The answer is simple. No one knows. I was at a conference last week where several notable investment professionals made some pretty bold predictions on the market. One well-respected analyst said we had reached the bottom. The other predicted than we were in for another six months of trouble. The third believed the next 12 months would witness the greatest period of growth in the stock market’s history. Then it was my turn to speak.

I stood in front of the podium looking every bit as professional as the other speakers (note that I am the furthest thing from an investment expert and had been invited to speak on another topic). In my most sober voice, I advised the audience that I was also prepared to make a bold prediction. I proceed to tell a quick story that my five-year-old son had relayed to me that morning. He told me that he had met a girl in kindergarten and that he loved her and was going to marry her.

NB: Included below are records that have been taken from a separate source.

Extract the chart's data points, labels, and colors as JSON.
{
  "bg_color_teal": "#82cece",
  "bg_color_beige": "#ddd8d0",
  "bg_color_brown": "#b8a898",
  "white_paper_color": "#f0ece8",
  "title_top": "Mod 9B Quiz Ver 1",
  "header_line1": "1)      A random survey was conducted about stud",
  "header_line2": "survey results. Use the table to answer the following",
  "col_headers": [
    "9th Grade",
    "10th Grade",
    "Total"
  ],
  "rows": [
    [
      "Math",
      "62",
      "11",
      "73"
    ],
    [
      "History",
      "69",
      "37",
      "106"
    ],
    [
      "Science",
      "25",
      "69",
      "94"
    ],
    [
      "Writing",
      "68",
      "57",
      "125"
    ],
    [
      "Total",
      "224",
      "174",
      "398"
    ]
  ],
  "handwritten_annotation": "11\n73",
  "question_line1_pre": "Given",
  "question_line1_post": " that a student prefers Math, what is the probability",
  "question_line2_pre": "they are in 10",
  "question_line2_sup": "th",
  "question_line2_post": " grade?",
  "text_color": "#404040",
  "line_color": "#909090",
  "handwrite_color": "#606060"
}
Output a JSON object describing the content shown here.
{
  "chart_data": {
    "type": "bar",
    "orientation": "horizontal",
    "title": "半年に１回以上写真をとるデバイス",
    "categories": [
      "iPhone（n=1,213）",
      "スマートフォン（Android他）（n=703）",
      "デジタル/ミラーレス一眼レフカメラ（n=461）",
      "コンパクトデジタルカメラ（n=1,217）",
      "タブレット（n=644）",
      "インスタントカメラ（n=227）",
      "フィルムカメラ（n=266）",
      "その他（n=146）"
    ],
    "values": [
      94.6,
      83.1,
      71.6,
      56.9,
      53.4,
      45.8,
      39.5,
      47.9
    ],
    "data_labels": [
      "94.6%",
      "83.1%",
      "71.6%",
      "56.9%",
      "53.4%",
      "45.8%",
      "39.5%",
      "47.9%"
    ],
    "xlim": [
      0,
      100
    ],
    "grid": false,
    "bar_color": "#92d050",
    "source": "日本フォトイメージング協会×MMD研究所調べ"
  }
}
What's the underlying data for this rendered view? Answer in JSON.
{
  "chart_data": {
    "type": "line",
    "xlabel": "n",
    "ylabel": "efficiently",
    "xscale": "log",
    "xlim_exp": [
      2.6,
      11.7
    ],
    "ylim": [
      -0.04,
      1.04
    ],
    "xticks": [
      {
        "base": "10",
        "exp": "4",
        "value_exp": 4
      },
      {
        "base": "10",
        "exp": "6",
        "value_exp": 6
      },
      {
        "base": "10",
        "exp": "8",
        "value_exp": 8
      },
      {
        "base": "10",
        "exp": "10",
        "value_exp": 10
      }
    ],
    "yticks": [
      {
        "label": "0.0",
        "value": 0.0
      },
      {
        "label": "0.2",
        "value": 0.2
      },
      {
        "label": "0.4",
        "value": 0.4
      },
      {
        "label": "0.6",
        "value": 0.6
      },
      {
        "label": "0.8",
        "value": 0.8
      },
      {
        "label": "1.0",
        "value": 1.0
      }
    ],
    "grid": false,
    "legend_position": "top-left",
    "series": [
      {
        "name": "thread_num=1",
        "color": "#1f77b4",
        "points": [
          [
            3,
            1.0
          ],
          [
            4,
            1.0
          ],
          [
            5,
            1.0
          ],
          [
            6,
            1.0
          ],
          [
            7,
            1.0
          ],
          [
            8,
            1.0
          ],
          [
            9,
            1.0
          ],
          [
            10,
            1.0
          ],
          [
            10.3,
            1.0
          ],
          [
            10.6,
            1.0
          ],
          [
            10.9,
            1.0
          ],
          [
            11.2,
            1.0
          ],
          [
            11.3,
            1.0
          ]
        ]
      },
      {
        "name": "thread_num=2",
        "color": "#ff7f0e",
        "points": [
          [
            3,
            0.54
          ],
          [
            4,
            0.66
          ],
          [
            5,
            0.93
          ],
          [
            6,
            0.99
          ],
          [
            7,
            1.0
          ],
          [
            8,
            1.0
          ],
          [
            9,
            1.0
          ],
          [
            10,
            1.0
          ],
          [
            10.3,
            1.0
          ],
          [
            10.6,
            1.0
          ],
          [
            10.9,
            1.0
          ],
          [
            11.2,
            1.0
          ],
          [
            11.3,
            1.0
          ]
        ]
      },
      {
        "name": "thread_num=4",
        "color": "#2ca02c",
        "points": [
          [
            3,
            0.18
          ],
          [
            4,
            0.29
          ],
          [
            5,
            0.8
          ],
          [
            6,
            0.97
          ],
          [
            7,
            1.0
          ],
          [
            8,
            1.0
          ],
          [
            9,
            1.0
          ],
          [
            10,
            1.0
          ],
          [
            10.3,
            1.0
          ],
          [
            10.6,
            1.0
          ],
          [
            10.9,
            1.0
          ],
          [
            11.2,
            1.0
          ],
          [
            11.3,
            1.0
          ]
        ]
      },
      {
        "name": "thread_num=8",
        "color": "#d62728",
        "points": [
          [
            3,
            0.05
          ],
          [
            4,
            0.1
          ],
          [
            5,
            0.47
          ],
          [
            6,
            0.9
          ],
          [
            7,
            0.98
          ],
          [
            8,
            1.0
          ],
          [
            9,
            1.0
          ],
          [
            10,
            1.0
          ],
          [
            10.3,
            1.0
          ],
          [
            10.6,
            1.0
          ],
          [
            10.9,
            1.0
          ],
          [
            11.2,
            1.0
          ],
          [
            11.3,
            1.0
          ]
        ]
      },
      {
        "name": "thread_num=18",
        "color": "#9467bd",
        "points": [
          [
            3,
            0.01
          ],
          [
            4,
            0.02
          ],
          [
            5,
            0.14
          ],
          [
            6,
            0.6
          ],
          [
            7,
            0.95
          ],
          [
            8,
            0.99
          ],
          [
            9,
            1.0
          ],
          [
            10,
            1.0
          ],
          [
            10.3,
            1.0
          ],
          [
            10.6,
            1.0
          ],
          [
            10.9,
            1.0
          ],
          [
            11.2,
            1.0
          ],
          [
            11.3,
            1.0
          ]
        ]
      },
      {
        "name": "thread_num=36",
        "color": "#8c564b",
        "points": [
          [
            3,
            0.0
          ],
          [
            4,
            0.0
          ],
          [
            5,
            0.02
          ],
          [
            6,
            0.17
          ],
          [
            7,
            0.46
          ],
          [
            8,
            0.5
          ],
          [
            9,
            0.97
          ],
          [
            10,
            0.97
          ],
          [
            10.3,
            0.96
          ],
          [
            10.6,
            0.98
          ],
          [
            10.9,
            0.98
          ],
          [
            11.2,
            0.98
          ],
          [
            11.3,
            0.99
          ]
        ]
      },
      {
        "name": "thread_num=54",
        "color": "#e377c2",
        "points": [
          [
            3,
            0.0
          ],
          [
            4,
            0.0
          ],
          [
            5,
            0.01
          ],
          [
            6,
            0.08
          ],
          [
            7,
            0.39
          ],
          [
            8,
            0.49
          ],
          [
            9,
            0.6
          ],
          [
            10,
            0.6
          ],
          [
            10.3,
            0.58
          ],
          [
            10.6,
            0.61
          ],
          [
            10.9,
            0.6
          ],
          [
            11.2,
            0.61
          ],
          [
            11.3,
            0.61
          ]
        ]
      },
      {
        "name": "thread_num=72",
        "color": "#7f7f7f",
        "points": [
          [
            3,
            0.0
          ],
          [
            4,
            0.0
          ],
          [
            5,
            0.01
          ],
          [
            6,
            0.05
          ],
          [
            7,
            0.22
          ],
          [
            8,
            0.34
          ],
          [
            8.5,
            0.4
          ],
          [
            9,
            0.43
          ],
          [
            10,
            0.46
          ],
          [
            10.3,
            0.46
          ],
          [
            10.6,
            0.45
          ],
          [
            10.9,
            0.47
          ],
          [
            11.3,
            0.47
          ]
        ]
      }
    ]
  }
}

Staying solemn, I continued with my prediction: “I predict that my son will not marry little Sophie. Rather, I predict that he will likely marry another woman (or man) or perhaps not get married at all.” The audience remained hushed, not knowing whether I was joking or serious. Then, after a few seconds of agonizing silence, everyone finally broke out into a collective laughter. After hearing several dire predictions from the “experts”, I think they were ready for an injection of silliness – and a reminder that if we had sat in the room six months earlier, none of the speakers would have come close to predicting what has transpired in the last quarter of 2008. And maybe I’m wrong too. Maybe my son will marry Sophie (please check the December 2033 edition of GPIC for an update).

So what’s my point? The markets are unpredictable? Yes, that’s undeniably true. But donors are unpredictable too. While it’s important to acknowledge that the market may have eroded the capital of many of our donors, it is impossible to predict what impact this will have on individual donors.

As gift planners, we are carefully taught to explore the distinct philanthropic objectives of each donor. In fact, the purpose of a “gift plan” is to develop a giving strategy that reflects that donor’s charitable goals and their financial circumstances. In these trying times, I would suggest that the fundamentals of charitable gift planning have never been more important. For example, the 45 year old executive’s stock options may have evaporated in value causing him to rethink or even defer some of his short-term giving strategies. The same retooling, however, would likely not be required of an 80-year donor with a very conservative portfolio and a relatively fixed income.

Let’s make no mistake about it. The current market conditions are unprecedented and could potentially usher in a level of economic chaos and hardship unseen by anyone who has not lived through the Great Depression. Everything, from endowment fund granting to charitable golf tournaments will likely suffer. The psychological aspect could be even more devastating. Confidence in every sector (including fundraising) is at staggeringly low levels. But amidst all of this pessimism, the gift planner must do her job. Sit down. Meet with the donor. Listen to the donor. We’ve never been about the quick win or the capital campaign. We’ve been about achieving donor goals over the long term.

(I should note that I do have one nagging fear. My fear is that fundraising departments, impacted by declining revenue, may turn to gift planning as an immediate target for cost cutting. Since revenue generated by gift planners is largely deferred, a kneejerk reaction might be to focus the organization’s efforts on the quick wins, leaving gift planners in the proverbial dust. I can only hope that fundraising executives and their respective Boards do not proceed with this myopic course of action.)

Historically, there is good reason to believe that we will weather this storm. Swings in charitable donations have traditionally (and thankfully) been far less dramatic than market ups and downs. Donations have increased in good times and bad. While there is strong evidence to suggest that this downturn may be more profound, this cannot and should not discourage the gift planner from continuing with the ultimate goal: building long-term healthy relationships with donors and satisfying their philanthropic dreams.